I walk past the old mills on my way to get coffee. They're beautiful. Red brick, massive, built to last centuries. And they did last. But here's the thing I keep coming back to: the looms are gone. Every single one of them. The machines that started the revolution, the ones the history books obsess over, were replaced and scrapped and forgotten generations ago.
The warehouses are still here. The canals still run. The railways still carry passengers through Piccadilly and Victoria every morning. The infrastructure outlived the machines by two hundred years.
I think about that when I think about what we're building now. The models everyone's racing to build today will be replaced (some in a few weeks at this rate). The AI that feels miraculous in 2026 will feel quaint in 2036. Code changes. Tools evolve. The thing that looked like magic becomes a commodity.

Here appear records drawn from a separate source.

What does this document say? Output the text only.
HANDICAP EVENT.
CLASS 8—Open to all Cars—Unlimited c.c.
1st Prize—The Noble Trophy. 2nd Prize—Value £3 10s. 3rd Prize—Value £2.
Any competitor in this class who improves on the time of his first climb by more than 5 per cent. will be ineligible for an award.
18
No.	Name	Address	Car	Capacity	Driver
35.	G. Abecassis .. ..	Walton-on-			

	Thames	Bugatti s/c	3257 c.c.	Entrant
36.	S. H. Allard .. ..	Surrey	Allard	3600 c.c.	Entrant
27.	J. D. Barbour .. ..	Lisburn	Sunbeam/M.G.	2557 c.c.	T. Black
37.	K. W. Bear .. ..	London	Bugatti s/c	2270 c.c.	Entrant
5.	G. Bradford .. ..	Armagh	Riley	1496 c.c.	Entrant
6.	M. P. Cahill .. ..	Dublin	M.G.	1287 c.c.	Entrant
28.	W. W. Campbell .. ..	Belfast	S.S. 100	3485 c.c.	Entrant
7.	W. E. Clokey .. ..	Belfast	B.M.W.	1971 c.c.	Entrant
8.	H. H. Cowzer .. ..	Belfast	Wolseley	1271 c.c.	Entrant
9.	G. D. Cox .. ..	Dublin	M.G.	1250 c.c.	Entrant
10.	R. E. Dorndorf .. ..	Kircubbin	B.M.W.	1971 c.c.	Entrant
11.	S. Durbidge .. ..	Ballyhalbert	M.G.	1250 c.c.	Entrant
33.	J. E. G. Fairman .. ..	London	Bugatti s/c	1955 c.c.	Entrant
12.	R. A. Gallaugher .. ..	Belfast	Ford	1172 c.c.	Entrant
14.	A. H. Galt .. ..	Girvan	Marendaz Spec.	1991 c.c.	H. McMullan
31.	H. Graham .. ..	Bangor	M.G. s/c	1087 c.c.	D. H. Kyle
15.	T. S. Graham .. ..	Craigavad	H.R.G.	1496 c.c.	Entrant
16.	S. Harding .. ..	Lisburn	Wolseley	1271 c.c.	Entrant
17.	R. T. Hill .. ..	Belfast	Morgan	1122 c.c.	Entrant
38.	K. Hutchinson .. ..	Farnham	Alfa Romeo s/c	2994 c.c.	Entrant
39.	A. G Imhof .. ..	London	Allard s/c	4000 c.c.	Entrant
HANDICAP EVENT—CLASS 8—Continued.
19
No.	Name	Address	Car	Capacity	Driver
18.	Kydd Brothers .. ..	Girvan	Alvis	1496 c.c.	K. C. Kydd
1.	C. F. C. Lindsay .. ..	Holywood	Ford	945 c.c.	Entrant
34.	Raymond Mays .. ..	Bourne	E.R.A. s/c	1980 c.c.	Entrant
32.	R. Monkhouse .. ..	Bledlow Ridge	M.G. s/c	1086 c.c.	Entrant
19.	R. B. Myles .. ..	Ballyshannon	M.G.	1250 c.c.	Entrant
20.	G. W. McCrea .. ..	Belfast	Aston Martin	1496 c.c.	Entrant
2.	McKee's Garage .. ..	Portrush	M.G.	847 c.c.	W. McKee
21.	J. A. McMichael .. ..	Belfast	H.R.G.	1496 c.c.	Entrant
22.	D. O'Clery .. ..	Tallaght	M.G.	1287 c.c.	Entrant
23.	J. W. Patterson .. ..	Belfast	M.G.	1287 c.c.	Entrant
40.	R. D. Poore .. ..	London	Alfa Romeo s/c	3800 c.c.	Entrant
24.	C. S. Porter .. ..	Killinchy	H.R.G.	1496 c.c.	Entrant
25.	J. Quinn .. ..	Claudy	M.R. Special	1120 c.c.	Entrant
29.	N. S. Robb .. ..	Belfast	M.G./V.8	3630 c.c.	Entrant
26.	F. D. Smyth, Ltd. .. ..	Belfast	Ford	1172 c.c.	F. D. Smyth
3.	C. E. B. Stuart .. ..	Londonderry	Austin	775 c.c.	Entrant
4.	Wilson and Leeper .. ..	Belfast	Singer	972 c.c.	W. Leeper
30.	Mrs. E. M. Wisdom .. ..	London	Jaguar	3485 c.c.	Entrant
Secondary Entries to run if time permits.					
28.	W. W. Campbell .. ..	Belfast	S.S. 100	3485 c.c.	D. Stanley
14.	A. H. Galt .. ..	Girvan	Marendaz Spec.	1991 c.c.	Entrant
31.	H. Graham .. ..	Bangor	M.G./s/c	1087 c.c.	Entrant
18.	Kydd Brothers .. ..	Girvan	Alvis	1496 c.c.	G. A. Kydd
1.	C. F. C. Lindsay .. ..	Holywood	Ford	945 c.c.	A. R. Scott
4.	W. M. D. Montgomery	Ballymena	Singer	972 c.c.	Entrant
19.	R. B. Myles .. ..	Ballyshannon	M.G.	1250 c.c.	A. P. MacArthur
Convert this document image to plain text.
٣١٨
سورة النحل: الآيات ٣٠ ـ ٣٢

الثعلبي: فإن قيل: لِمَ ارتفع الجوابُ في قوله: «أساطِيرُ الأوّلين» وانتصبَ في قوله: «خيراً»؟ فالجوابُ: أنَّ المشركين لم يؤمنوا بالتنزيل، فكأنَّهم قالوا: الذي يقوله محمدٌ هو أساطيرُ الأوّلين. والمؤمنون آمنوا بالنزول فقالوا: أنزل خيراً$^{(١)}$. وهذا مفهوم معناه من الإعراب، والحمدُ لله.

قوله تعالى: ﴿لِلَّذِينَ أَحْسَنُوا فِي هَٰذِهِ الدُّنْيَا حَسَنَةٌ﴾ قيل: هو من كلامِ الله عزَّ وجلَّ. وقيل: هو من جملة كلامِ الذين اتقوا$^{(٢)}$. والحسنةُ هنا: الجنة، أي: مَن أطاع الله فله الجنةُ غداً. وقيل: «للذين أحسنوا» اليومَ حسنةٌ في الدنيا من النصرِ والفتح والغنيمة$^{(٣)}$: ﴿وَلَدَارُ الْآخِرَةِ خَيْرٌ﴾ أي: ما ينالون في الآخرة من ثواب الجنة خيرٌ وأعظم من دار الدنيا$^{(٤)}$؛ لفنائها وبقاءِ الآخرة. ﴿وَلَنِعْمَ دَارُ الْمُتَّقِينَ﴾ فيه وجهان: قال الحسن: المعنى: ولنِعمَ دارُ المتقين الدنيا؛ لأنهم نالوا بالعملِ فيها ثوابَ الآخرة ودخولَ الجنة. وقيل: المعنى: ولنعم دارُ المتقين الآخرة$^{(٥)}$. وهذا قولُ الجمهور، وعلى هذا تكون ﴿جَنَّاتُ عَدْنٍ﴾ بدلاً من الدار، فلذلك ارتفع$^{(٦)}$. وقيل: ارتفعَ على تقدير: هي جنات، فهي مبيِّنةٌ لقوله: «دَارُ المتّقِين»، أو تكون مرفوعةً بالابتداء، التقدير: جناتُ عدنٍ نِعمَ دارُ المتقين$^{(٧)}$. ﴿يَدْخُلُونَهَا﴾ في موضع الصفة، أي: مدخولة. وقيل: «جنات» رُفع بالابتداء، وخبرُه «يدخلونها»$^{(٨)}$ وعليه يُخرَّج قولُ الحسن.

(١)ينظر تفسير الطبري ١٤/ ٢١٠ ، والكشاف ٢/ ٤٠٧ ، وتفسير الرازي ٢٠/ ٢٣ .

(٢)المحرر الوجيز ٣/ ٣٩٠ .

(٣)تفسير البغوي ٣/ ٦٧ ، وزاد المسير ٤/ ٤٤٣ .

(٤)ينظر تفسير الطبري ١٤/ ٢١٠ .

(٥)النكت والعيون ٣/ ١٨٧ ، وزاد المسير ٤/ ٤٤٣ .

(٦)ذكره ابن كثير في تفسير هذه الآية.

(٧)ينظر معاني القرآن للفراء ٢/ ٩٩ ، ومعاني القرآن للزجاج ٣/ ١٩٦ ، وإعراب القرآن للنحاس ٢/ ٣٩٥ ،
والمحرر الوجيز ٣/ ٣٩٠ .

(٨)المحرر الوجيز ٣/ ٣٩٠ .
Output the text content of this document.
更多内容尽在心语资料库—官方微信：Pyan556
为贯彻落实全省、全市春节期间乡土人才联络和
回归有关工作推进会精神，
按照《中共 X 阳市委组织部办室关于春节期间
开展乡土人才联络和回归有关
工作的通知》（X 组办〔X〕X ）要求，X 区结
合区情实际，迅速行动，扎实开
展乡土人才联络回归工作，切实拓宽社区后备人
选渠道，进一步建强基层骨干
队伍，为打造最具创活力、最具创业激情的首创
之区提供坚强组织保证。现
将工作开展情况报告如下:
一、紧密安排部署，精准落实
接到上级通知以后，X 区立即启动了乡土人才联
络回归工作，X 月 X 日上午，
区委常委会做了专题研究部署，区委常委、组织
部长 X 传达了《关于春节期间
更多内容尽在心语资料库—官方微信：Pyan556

But infrastructure lives on. The platforms, the systems, the invisible architecture that connects code to the world and keeps applications running... that endures. Because it was never about the machine. It was about what the machine needed to be useful.
The Industrial Revolution didn't start with the cotton gin. It started with the canal that connected the mine to the city.
The Cognitive Industrial Revolution isn't starting with the LLM. It's starting with the platforms that connect the code to the world.
I happen to live in the city that figured this out first. And I happen to work at the company that's figuring it out again.